The idea of a G20 gathering of developed and developing world economies originated with Canada. So it is fitting that we should be among the first to be a host.

But as the world leaders arrive for their weekend of meetings, they are effectively on standby, waiting while the leaders of the big boys' club — the G8 — does its thing in the cottage country splendour of Ontario's Muskoka.

What's more, despite what many people are currently saying, it is not at all clear that there is a long-term future for the G20.

Still, what is on display in Toronto seems a big jump from what then Liberal finance minister Paul Martin proposed to the then U.S. treasury secretary Lawrence Summers in 1999.

Growth industry

Martin and Summers envisioned a G20 of finance ministers and central bank governors that would build upon the meetings of their G8 counterparts.

Those finance meetings had grown out of the annual leaders' summits, which began as the G5 in 1975, expanded to the G7 in 1976 and then became the G8 in 1997, when Russia was added.

When Martin became prime minister four years later, he tried to expand the idea of the G20 from finance ministers to government leaders. But there was no uptake from the other G8 leaders, so the idea seemed to die.

At the time, U.S. President George W. Bush was the most reluctant of the G8 leaders to create a new grouping.

How ironic then that it was Bush who took the Martin proposal off the shelf in the autumn of 2008 after the Great Recession brought the global economy to a screeching halt.

From that first G20 meeting in Washington 20 months ago, the G20 has proved to be one of the few economic growth industries during an international slowdown.

Cracks in the front

Since that initial Washington gathering, the G20 has met in London and Pittsburgh and will convene again later this year in South Korea.

His Excellency Dr. Goodluck Ebele Jonathan, President and Grand Commander of the Federal Republic of Nigeria, arrives in Toronto on June 23, 2010 to attend the G8 and G20 summits. (Dave Chan/Canadian Press)His Excellency Dr. Goodluck Ebele Jonathan, President and Grand Commander of the Federal Republic of Nigeria, arrives in Toronto on June 23, 2010 to attend the G8 and G20 summits. (Dave Chan/Canadian Press)

In the process, there has been considerable talk about how the G20 has become the high table for what passes these days for global governance.

But it is far from clear that that is going to be the ongoing situation.

It took the worst economic meltdown since the Depression to get the G20 up and running.

But with many of these economies now on the uptick, there are cracks appearing in what was once a united recession-fighting front.

Once the recession passes, you have to ask, will there be enough commonality of interest to keep this group together?

Pass the collection plate

For instance, a leaked version of the final communique, which is to be released Sunday at the conclusion of the Toronto gathering, commits the group to work on development aid to poorer countries.

The G8 has been talking about this kind of thing for a number of years. And while not as much has been done as has been promised, at least there has been some follow through.
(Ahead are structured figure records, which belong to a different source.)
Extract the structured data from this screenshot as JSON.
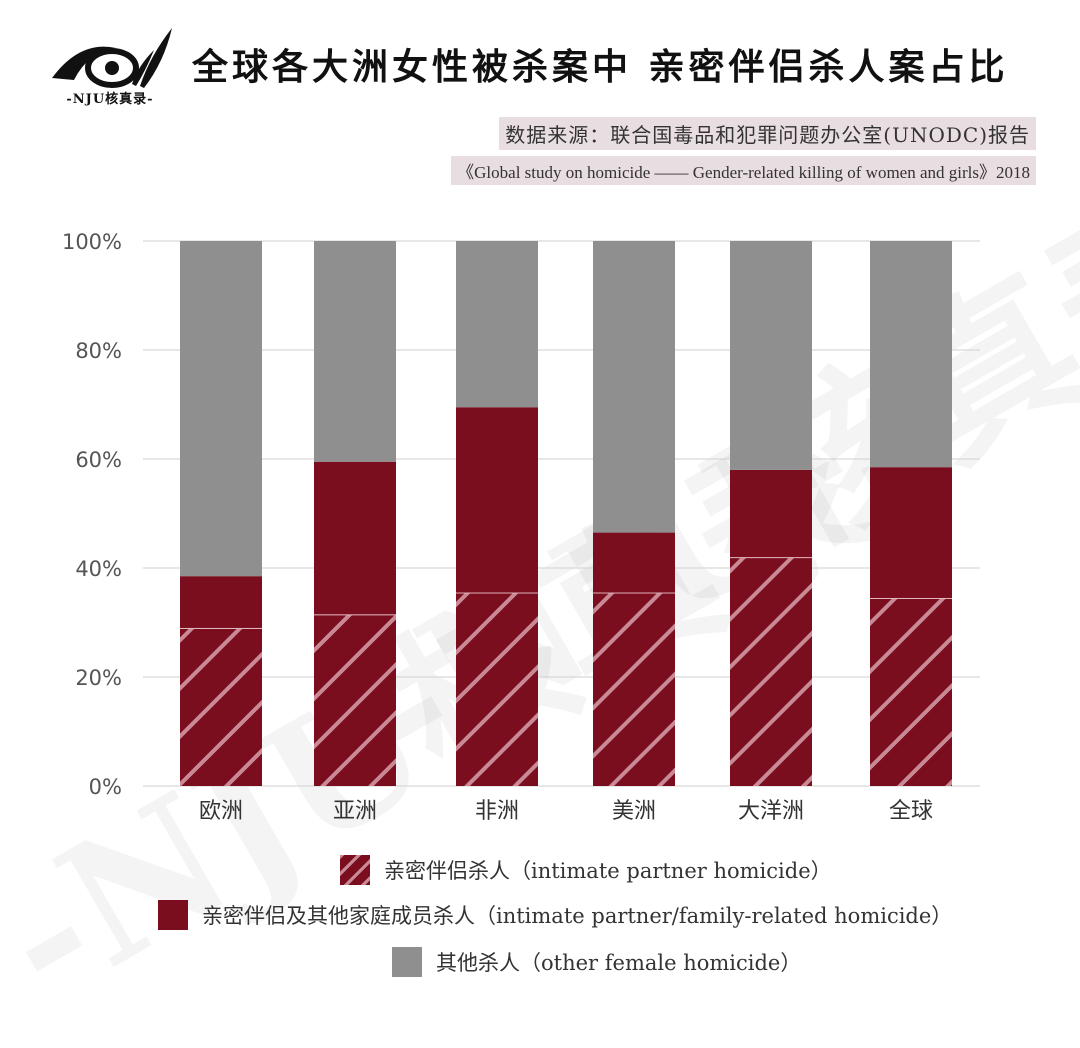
{
  "header": {
    "logo_text": "NJU核真录",
    "logo_caption": "-NJU核真录-",
    "title": "全球各大洲女性被杀案中  亲密伴侣杀人案占比"
  },
  "source": {
    "line1": "数据来源：联合国毒品和犯罪问题办公室(UNODC)报告",
    "line2": "《Global study on homicide —— Gender-related killing of women and girls》2018"
  },
  "watermark": {
    "text": "-NJU核真录-"
  },
  "colors": {
    "intimate": "#7a0d1e",
    "hatch": "#c98a96",
    "family": "#7a0d1e",
    "other": "#8f8f8f",
    "grid": "#cfcfcf",
    "divider": "#e2b6bd"
  },
  "chart_data": {
    "type": "bar",
    "stacked": true,
    "categories": [
      "欧洲",
      "亚洲",
      "非洲",
      "美洲",
      "大洋洲",
      "全球"
    ],
    "series": [
      {
        "name": "亲密伴侣杀人（intimate partner homicide）",
        "values": [
          29,
          31.5,
          35.5,
          35.5,
          42,
          34.5
        ]
      },
      {
        "name": "亲密伴侣及其他家庭成员杀人（intimate partner/family-related homicide）",
        "values": [
          9.5,
          28,
          34,
          11,
          16,
          24
        ]
      },
      {
        "name": "其他杀人（other female homicide）",
        "values": [
          61.5,
          40.5,
          30.5,
          53.5,
          42,
          41.5
        ]
      }
    ],
    "ylim": [
      0,
      100
    ],
    "yticks": [
      "0%",
      "20%",
      "40%",
      "60%",
      "80%",
      "100%"
    ],
    "ytick_values": [
      0,
      20,
      40,
      60,
      80,
      100
    ],
    "grid": true,
    "legend": "bottom"
  }
}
That is because, with the exception of Russia, the G8 members are mature democracies with mature economies. (And when energy prices are high, even Russia has money to commit to development aid.)

But those additional countries that make up the G20 are a different story.
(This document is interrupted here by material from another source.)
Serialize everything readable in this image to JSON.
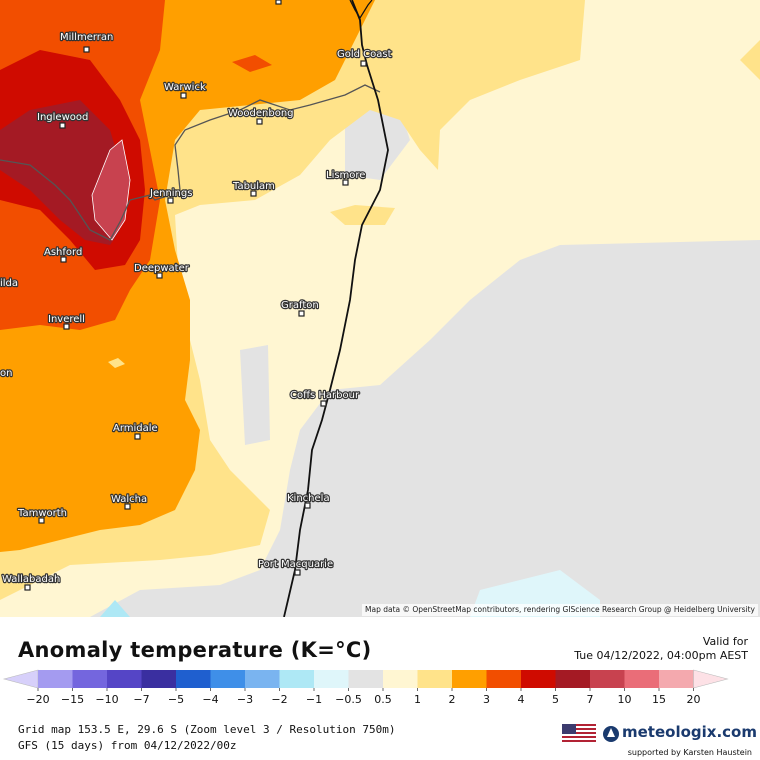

China, India and Brazil are emerging economic giants. But despite their new-found power and prosperity, each has huge populations that still live in abject poverty.

China has shown a big interest in Africa of late, but only when that means it can acquire the resources it needs for its industrial machine.
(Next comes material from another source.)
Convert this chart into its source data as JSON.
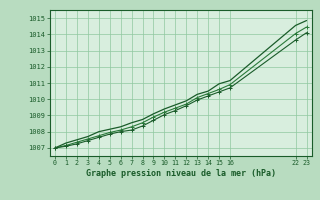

To think that China, along with India or Brazil, would be involved in traditional forms of aid to Africa, or anywhere else for that matter, is a bit of a stretch.

'Too many meetings'

Of course, the Canadian godfather of the G20 thinks otherwise.

At a forum organized by the German Friedrich Ebert Foundation and the Munk Centre at the University of Toronto, Paul Martin argued that the G20 should be the major forum to address many of the world's most pressing issues.

Climate change and food shortages were two of the problems he said the G20 would be ideal to take on.

But another big, important forum, the UN, is far along in its post-Kyoto round of international negotiations.

And while the Copenhagen talks last fall were a big disappointment, the UN climate change torch is being picked up again in Mexico City in December, one month after the next G20 summit in South Korea.

Which may represent another problem for the longevity of the G20.

When Martin first pushed his idea of a leaders' G20 to George W. Bush, the U.S. president reportedly dismissed it this way: "I already go to too many meetings."

For the G20 to become truly influential on a broader scale, the leaders will probably have to limit their meetings to once a year.

Meanwhile, other ministers and cabinet secretaries and the like will have to be delegated to meet in their areas of expertise and do the spadework. That's an exponential amount of bureaucratic time.

The argument has become that the G8 is too small while the G20 is the right size for today's world.

In theory, that could be true. But many G20 nations don't have the bureaucracy or treasury to take on a full range of international problems, while other emerging nations, many of them successful, are already playing prominent rules in the UN and the European Union.

Toronto, this last weekend in June, may be seeing the dawning of the new world order.

Or maybe not. To grow, the G20 will have to begin occupying the space that other organizations have already staked out. And these organizations are unlikely to just get out of the way.